I want to build a webcrawler which will crawl the SEO informations of a site such as count of backlinks, DA, PA, alexa rank, page loading speed etc. By using which language i can do that in a better way. If anyone explain me thoroughly then it will be really helpful.
You can grab all the on-page SEO information by scraping a site itself. The backlinks, PR, Alexa Rank and such is a bit more complicated to get on a per-site basis as you will need use API's For instance. To get Alexa ranking for this site you would : http://data.alexa.com/data?cli=10&dat=snbamz&url=http://www.digitalpoint.com and parse the relevant data. There are some libraries that help you, such as : https://github.com/eyecatchup/SEOstats SEOstats boasts 50+ methods for collecting SEO data.

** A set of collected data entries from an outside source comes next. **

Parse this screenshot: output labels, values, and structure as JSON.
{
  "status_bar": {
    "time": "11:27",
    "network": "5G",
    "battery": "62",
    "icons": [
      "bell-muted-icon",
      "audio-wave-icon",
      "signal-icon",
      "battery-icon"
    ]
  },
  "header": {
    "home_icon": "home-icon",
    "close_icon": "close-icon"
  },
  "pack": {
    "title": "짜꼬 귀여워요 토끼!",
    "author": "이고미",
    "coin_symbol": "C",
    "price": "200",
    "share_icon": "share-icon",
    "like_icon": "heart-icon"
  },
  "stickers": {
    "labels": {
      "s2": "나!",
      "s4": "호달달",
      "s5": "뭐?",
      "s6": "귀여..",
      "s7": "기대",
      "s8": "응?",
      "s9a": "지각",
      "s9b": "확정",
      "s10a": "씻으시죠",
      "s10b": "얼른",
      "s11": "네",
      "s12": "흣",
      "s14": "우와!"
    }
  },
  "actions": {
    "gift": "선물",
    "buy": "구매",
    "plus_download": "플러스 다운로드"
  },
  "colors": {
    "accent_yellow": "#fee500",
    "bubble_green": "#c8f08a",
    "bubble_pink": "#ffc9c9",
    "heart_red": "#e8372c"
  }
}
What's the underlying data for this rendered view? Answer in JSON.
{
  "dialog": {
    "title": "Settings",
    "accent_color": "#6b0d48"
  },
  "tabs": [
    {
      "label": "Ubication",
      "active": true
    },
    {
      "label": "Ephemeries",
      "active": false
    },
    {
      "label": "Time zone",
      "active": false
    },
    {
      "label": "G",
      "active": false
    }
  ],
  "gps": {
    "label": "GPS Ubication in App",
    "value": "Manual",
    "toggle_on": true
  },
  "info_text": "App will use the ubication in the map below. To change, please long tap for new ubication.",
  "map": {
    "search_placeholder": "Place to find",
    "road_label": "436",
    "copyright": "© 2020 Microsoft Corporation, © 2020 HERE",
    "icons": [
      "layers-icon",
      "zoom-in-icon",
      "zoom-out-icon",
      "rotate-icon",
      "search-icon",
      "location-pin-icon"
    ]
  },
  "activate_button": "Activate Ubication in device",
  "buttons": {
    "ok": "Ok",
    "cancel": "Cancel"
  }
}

I'm sure there are pay services too, but I don't bother with them.
If I would have to do it, I would use available third party APIs to collect - "the SEO informations of a site such as count of backlinks, DA, PA..." instead of reinventing the wheel. You need to identify the most popular service providers in this field ( Majestic SEO, Moz tools, Google) and may choose to use APIs of more than one top providers to help users validate the rankings. Most of these APIs would support most of the popular programming languages - e.g. https://www.majesticseo.com/plans-pricing "Majestic SEO provides a set of 'connectors' that have been designed to ease integration with our API. We currently provide implementations in C#, Java, Perl, PHP, Python and Ruby - all of which ship with working examples." Moz API is based on HTTP/HTTPS or REST where you have to send http(s) requests to URL and get a json response in return. This can be implemented in any programming language. They have a free limited edition for small amount of data. But for finding information about on-page stuffs like keyword density, load time, meta tags you can directly query the website -> Internal pages and extract these information programmatic-ally by issuing simple GET requests. Possible in most of languages such as PHP and Java. Choice of languages depends on how you want it to be. If you don't want to use any of third party APIs and develop something like MajesticSEO of your own, I would suggest using a Node.Js + Java based back-end + distributed architecture backed by a good data-warehouse since the tool has to deal with lot of data. For displaying data to users you could use PHP or any web based framework. e.g. User sends a query to find stats for a link, the requests are passed to background crawlers in Java that would be running in parallel on several servers and this data can be persisted on a DB. Or your clients have provided a set of links for which they would need live SEO information, any time, then background crawlers can keep fetching the data for these links and dumping them to DB and for every user query you could lookup DB for info. Caching can be added for real time updates. If you want to use APIs and want to develop asap, you may use PHP + memcache (caching). Even you could have continuously running concurent back end jobs (Pearl/Python/Java) fetching real time data for your client's URLs and storing them in DB/cache.